Ahok bukan malaikat yang tidak bisa membuat kesalahan. Memuja ia berlebihan tanpa bersikap adil dengan kritik yang proprosional hanya akan membuatnya terjerumus menjadi pribadi yang angkuh. Hal serupa juga semestinya diberikan kepada orang seperti Jonru, Hafidz Ary atau Felix Siauw yang saya percaya punya kebaikan. Saya gak tahu kebaikan apa yang mereka bawa, tapi saya percaya mereka adalah sosok yang memiliki perannya tersendiri untuk Indonesia.
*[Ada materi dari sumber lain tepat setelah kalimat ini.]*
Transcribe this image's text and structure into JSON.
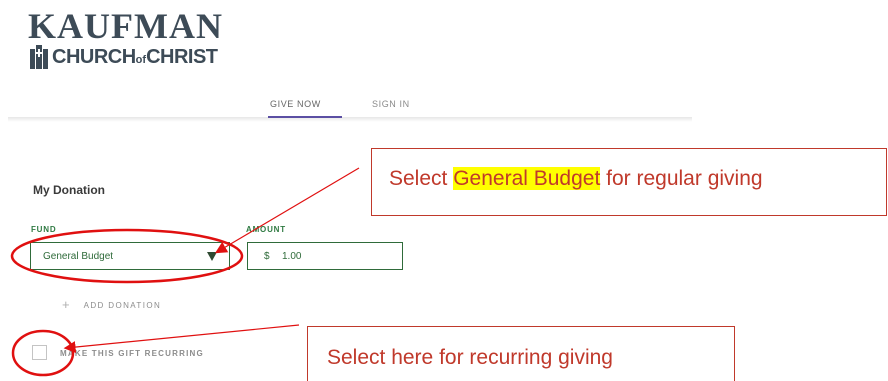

Pada akhirnya, semua bersandar pada pilihan kita; menjadi pendukung buta atau menjadi pendukung yang waras. Ini ibarat menyadari bahwa mantan sudah bahagia bersama yang lain dan berharap balen sesungguhnya adalah kesia-siaan. Anda bisa setuju, bisa menolak, atau bahkan tetap kokoh berkata bahwa calon yang anda dukung adalah santo yang maksum, terlindung dari kesalahan.
Namun percayalah, tidak ada yang lebih absolut di jagat raya ini kecuali kebahagiaan mantan. Ciye serius amat baca tulisan ini.